What is the Lapse Period and Why Should We Care?

October 06, 2010

The State of Illinois is allowed to carry bills from one fiscal year through a specified period of time in the next fiscal year. This period of time—known as the lapse period—has been extended for FY2010 from two months to six months to give the State longer to deal with its mountain of unpaid bills.

The State Finance Act (30 ILCS 105/25) allows state agencies to continue to use the previous year’s spending authority to pay for last year’s bills during the first two months of the current fiscal year. With the State’s fiscal year ending on June 30, this usually means that the State has until August 31 to pay bills from the prior fiscal year.

For FY2010, however, the law was amended by the Emergency Budget Act of 2011 (Public Act 96-0958). This Act extended the lapse period for FY2010 through December 31, 2010. Bills had to be approved by state agencies and submitted to the State Comptroller’s Office by August 31, 2010.

According to a recent report, Illinois ended FY2010 on June 30, 2010 with $4.7 billion in approved but unpaid bills at the Comptroller’s Office. During the period between June 30 and August 31, an additional $1.7 billion in bills were presented for payment. In total, more than $6.4 billion in revenues from FY2011 will be needed to pay bills from FY2010, meaning that these revenues are not available to pay debts incurred in FY2011. The total of more than $6.4 billion in FY2010 bills to be paid in FY2011 represents a record for any lapse period.

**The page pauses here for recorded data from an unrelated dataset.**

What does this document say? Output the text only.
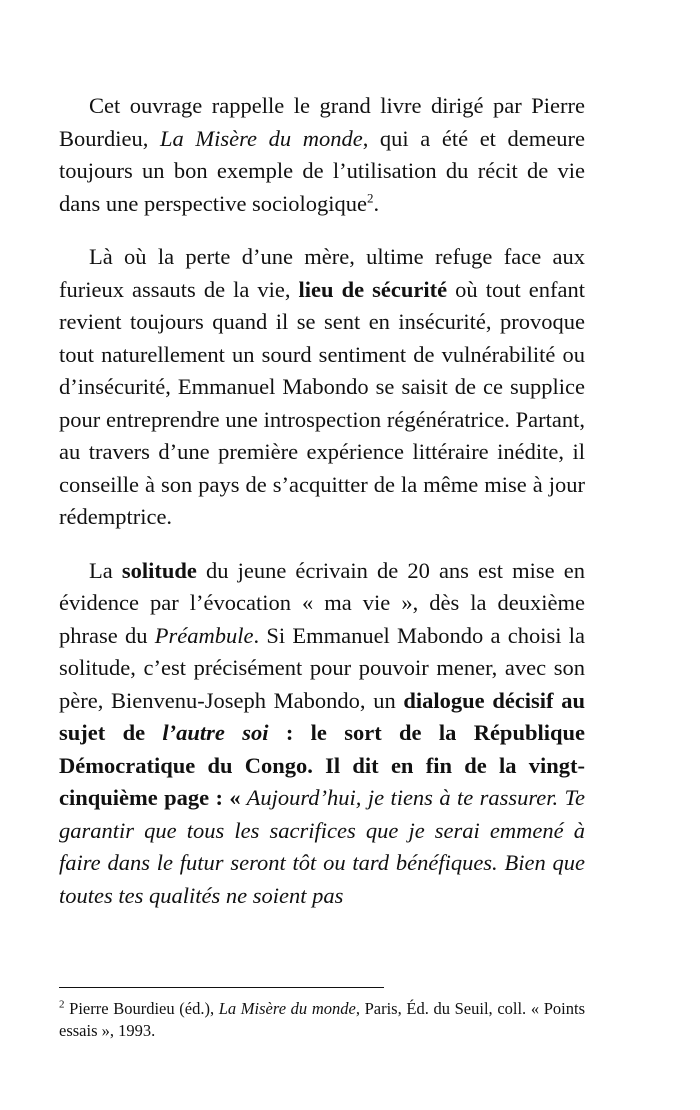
Cet ouvrage rappelle le grand livre dirigé par Pierre Bourdieu, La Misère du monde, qui a été et demeure toujours un bon exemple de l’utilisation du récit de vie dans une perspective sociologique$^2$.

Là où la perte d’une mère, ultime refuge face aux furieux assauts de la vie, lieu de sécurité où tout enfant revient toujours quand il se sent en insécurité, provoque tout naturellement un sourd sentiment de vulnérabilité ou d’insécurité, Emmanuel Mabondo se saisit de ce supplice pour entreprendre une introspection régénératrice. Partant, au travers d’une première expérience littéraire inédite, il conseille à son pays de s’acquitter de la même mise à jour rédemptrice.

La solitude du jeune écrivain de 20 ans est mise en évidence par l’évocation « ma vie », dès la deuxième phrase du Préambule. Si Emmanuel Mabondo a choisi la solitude, c’est précisément pour pouvoir mener, avec son père, Bienvenu-Joseph Mabondo, un dialogue décisif au sujet de l’autre soi : le sort de la République Démocratique du Congo. Il dit en fin de la vingt-cinquième page : « Aujourd’hui, je tiens à te rassurer. Te garantir que tous les sacrifices que je serai emmené à faire dans le futur seront tôt ou tard bénéfiques. Bien que toutes tes qualités ne soient pas

$^2$ Pierre Bourdieu (éd.), La Misère du monde, Paris, Éd. du Seuil, coll. « Points essais », 1993.
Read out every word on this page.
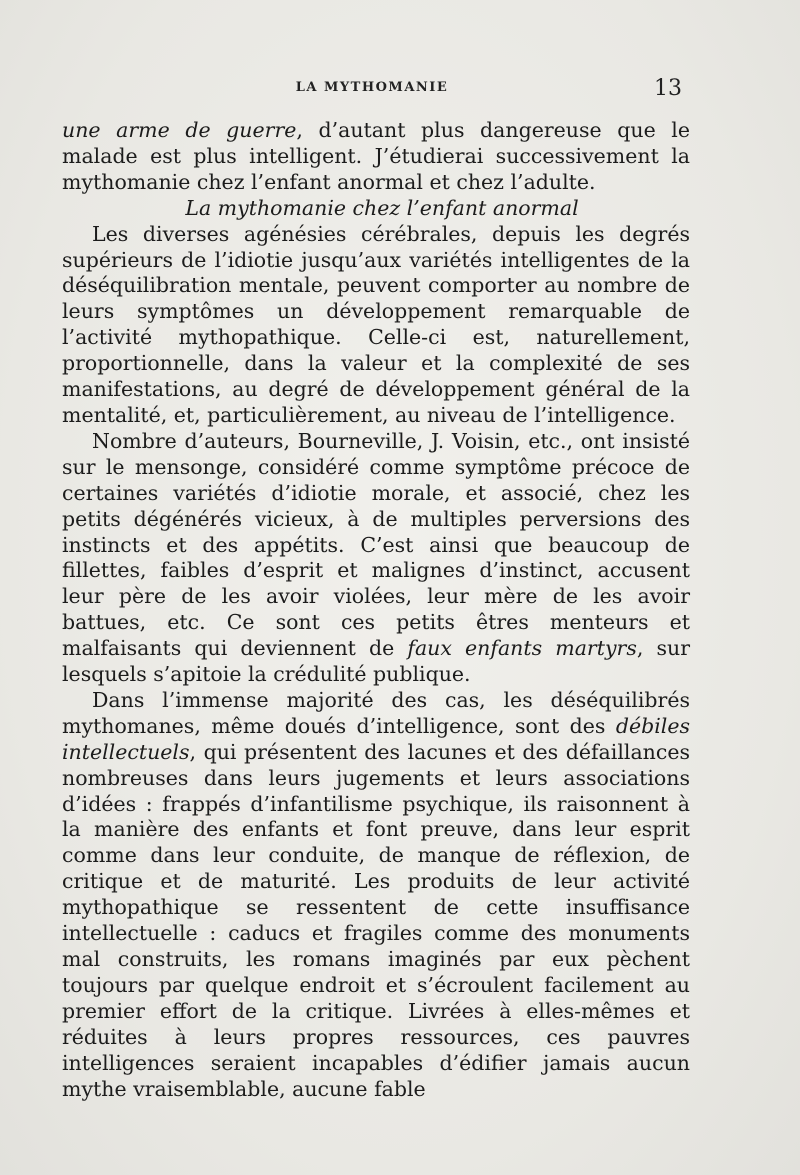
LA MYTHOMANIE	13

une arme de guerre, d’autant plus dangereuse que le malade est plus intelligent. J’étudierai successivement la mythomanie chez l’enfant anormal et chez l’adulte.

La mythomanie chez l’enfant anormal

Les diverses agénésies cérébrales, depuis les degrés supérieurs de l’idiotie jusqu’aux variétés intelligentes de la déséquilibration mentale, peuvent comporter au nombre de leurs symptômes un développement remarquable de l’activité mythopathique. Celle-ci est, naturellement, proportionnelle, dans la valeur et la complexité de ses manifestations, au degré de développement général de la mentalité, et, particulièrement, au niveau de l’intelligence.

Nombre d’auteurs, Bourneville, J. Voisin, etc., ont insisté sur le mensonge, considéré comme symptôme précoce de certaines variétés d’idiotie morale, et associé, chez les petits dégénérés vicieux, à de multiples perversions des instincts et des appétits. C’est ainsi que beaucoup de fillettes, faibles d’esprit et malignes d’instinct, accusent leur père de les avoir violées, leur mère de les avoir battues, etc. Ce sont ces petits êtres menteurs et malfaisants qui deviennent de faux enfants martyrs, sur lesquels s’apitoie la crédulité publique.

Dans l’immense majorité des cas, les déséquilibrés mythomanes, même doués d’intelligence, sont des débiles intellectuels, qui présentent des lacunes et des défaillances nombreuses dans leurs jugements et leurs associations d’idées : frappés d’infantilisme psychique, ils raisonnent à la manière des enfants et font preuve, dans leur esprit comme dans leur conduite, de manque de réflexion, de critique et de maturité. Les produits de leur activité mythopathique se ressentent de cette insuffisance intellectuelle : caducs et fragiles comme des monuments mal construits, les romans imaginés par eux pèchent toujours par quelque endroit et s’écroulent facilement au premier effort de la critique. Livrées à elles-mêmes et réduites à leurs propres ressources, ces pauvres intelligences seraient incapables d’édifier jamais aucun mythe vraisemblable, aucune fable
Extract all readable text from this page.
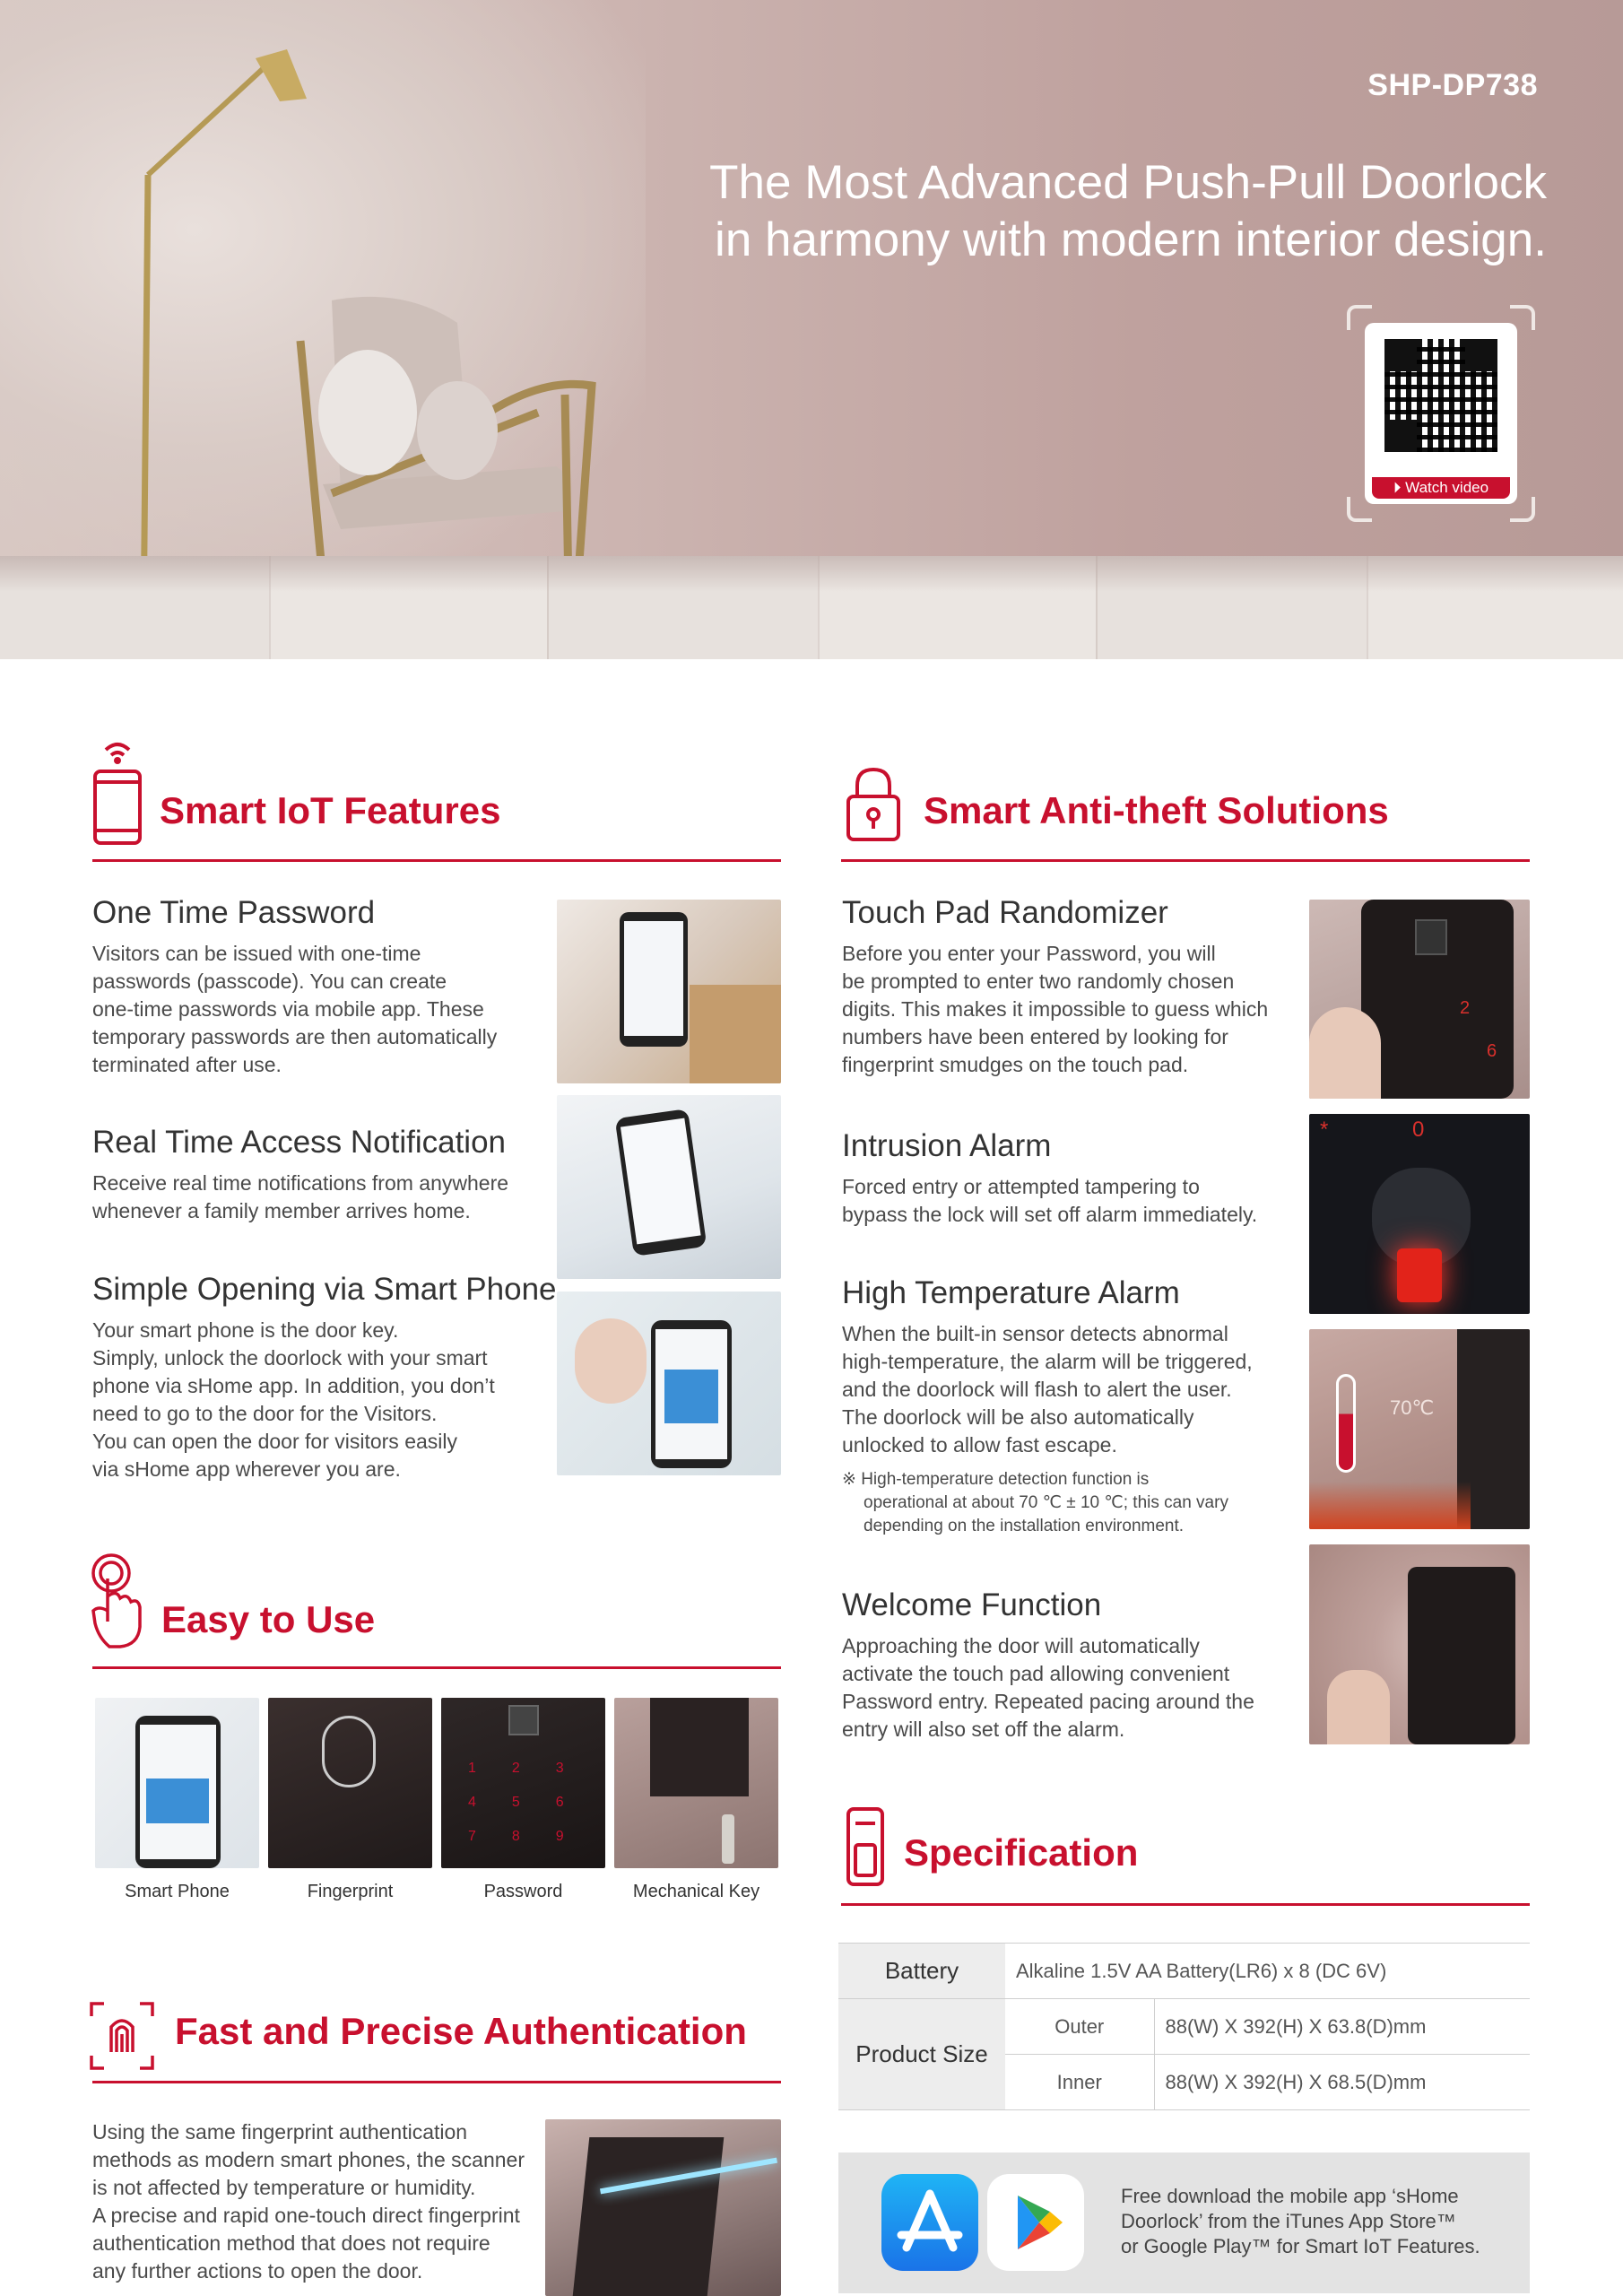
SHP-DP738
The Most Advanced Push-Pull Doorlock
in harmony with modern interior design.
⏵ Watch video
Smart IoT Features
One Time Password
Visitors can be issued with one-time
passwords (passcode). You can create
one-time passwords via mobile app. These
temporary passwords are then automatically
terminated after use.
Real Time Access Notification
Receive real time notifications from anywhere
whenever a family member arrives home.
Simple Opening via Smart Phone
Your smart phone is the door key.
Simply, unlock the doorlock with your smart
phone via sHome app. In addition, you don’t
need to go to the door for the Visitors.
You can open the door for visitors easily
via sHome app wherever you are.
Easy to Use
123
456
789
Smart Phone	Fingerprint	Password	Mechanical Key
Fast and Precise Authentication
Using the same fingerprint authentication
methods as modern smart phones, the scanner
is not affected by temperature or humidity.
A precise and rapid one-touch direct fingerprint
authentication method that does not require
any further actions to open the door.
Smart Anti-theft Solutions
Touch Pad Randomizer
Before you enter your Password, you will
be prompted to enter two randomly chosen
digits. This makes it impossible to guess which
numbers have been entered by looking for
fingerprint smudges on the touch pad.
2
6
Intrusion Alarm
Forced entry or attempted tampering to
bypass the lock will set off alarm immediately.
*	0
High Temperature Alarm
When the built-in sensor detects abnormal
high-temperature, the alarm will be triggered,
and the doorlock will flash to alert the user.
The doorlock will be also automatically
unlocked to allow fast escape.
※ High-temperature detection function is
operational at about 70 ℃ ± 10 ℃; this can vary
depending on the installation environment.
70℃
Welcome Function
Approaching the door will automatically
activate the touch pad allowing convenient
Password entry. Repeated pacing around the
entry will also set off the alarm.
Specification
Battery	Alkaline 1.5V AA Battery(LR6) x 8 (DC 6V)	
Product Size	Outer	88(W) X 392(H) X 63.8(D)mm
	Inner	88(W) X 392(H) X 68.5(D)mm
Free download the mobile app ‘sHome
Doorlock’ from the iTunes App Store™
or Google Play™ for Smart IoT Features.
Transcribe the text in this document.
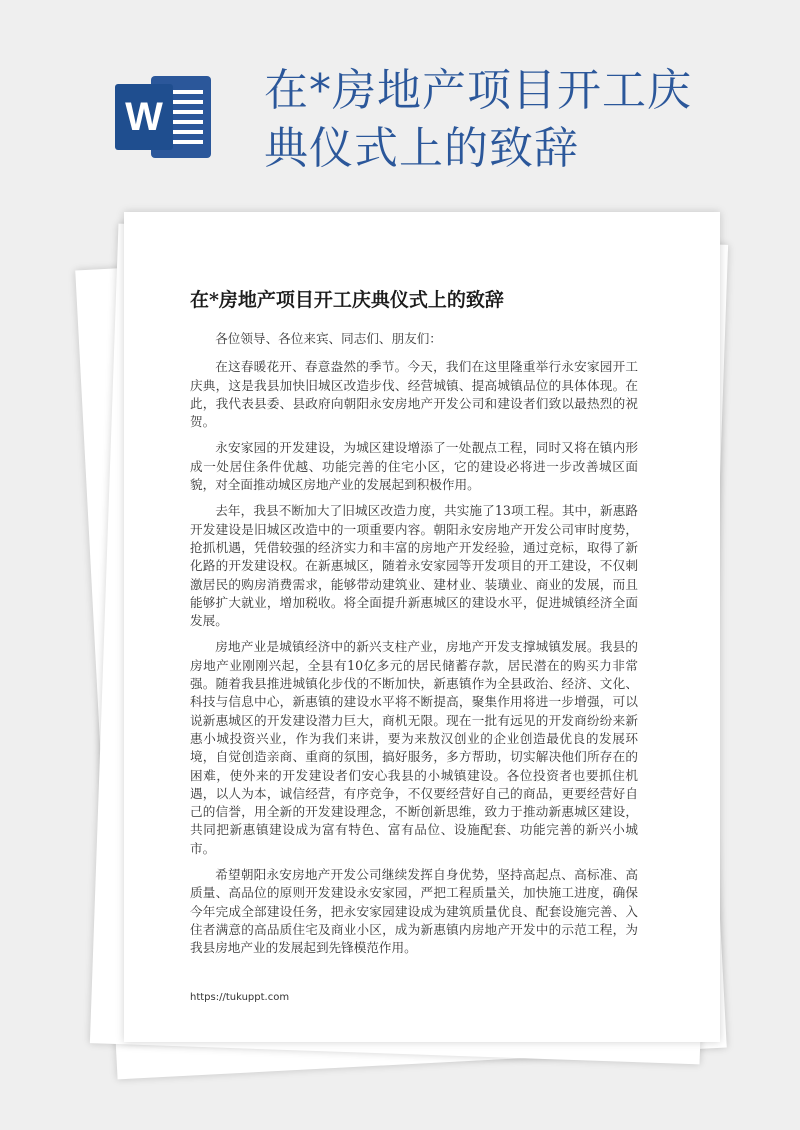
W
在*房地产项目开工庆
典仪式上的致辞
在*房地产项目开工庆典仪式上的致辞

各位领导、各位来宾、同志们、朋友们：

在这春暖花开、春意盎然的季节。今天，我们在这里隆重举行永安家园开工庆典，这是我县加快旧城区改造步伐、经营城镇、提高城镇品位的具体体现。在此，我代表县委、县政府向朝阳永安房地产开发公司和建设者们致以最热烈的祝贺。

永安家园的开发建设，为城区建设增添了一处靓点工程，同时又将在镇内形成一处居住条件优越、功能完善的住宅小区，它的建设必将进一步改善城区面貌，对全面推动城区房地产业的发展起到积极作用。

去年，我县不断加大了旧城区改造力度，共实施了13项工程。其中，新惠路开发建设是旧城区改造中的一项重要内容。朝阳永安房地产开发公司审时度势，抢抓机遇，凭借较强的经济实力和丰富的房地产开发经验，通过竞标，取得了新化路的开发建设权。在新惠城区，随着永安家园等开发项目的开工建设，不仅刺激居民的购房消费需求，能够带动建筑业、建材业、装璜业、商业的发展，而且能够扩大就业，增加税收。将全面提升新惠城区的建设水平，促进城镇经济全面发展。

房地产业是城镇经济中的新兴支柱产业，房地产开发支撑城镇发展。我县的房地产业刚刚兴起，全县有10亿多元的居民储蓄存款，居民潜在的购买力非常强。随着我县推进城镇化步伐的不断加快，新惠镇作为全县政治、经济、文化、科技与信息中心，新惠镇的建设水平将不断提高，聚集作用将进一步增强，可以说新惠城区的开发建设潜力巨大，商机无限。现在一批有远见的开发商纷纷来新惠小城投资兴业，作为我们来讲，要为来敖汉创业的企业创造最优良的发展环境，自觉创造亲商、重商的氛围，搞好服务，多方帮助，切实解决他们所存在的困难，使外来的开发建设者们安心我县的小城镇建设。各位投资者也要抓住机遇，以人为本，诚信经营，有序竞争，不仅要经营好自己的商品，更要经营好自己的信誉，用全新的开发建设理念，不断创新思维，致力于推动新惠城区建设，共同把新惠镇建设成为富有特色、富有品位、设施配套、功能完善的新兴小城市。

希望朝阳永安房地产开发公司继续发挥自身优势，坚持高起点、高标准、高质量、高品位的原则开发建设永安家园，严把工程质量关，加快施工进度，确保今年完成全部建设任务，把永安家园建设成为建筑质量优良、配套设施完善、入住者满意的高品质住宅及商业小区，成为新惠镇内房地产开发中的示范工程，为我县房地产业的发展起到先锋模范作用。

https://tukuppt.com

At the end of FY2011’s first quarter on September 30, 2010, Illinois had $5.5 billion in outstanding payables, according to the Comptroller’s Office. Of that total, $2.0 billion were bills left over from FY2010 and $3.5 billion were FY2011 obligations.

Governor Pat Quinn hopes to eliminate the remaining FY2010 backlog of bills by selling roughly $1.2 billion in bonds based on tobacco litigation proceeds and obtaining additional revenues through inter-fund borrowing and from the State’s tax amnesty program.

“A significant failure of any of these sources will place remaining fiscal year 2010 obligations in jeopardy,” the Comptroller’s Office said in its October 2010 Comptroller’s Quarterly report. “This would create a scenario in which unsatisfied payees could be forced to seek legal and judicial remedies to obtain payments in amounts unprecedented in the State’s history.”

State vendors such as social service agencies that are owed money due to spending authority that has lapsed because of the close of the fiscal year may seek compensation in the Illinois Court of Claims. The extension of the lapse period means they will have to wait up to four extra months before they could seek judgments in the Court of Claims.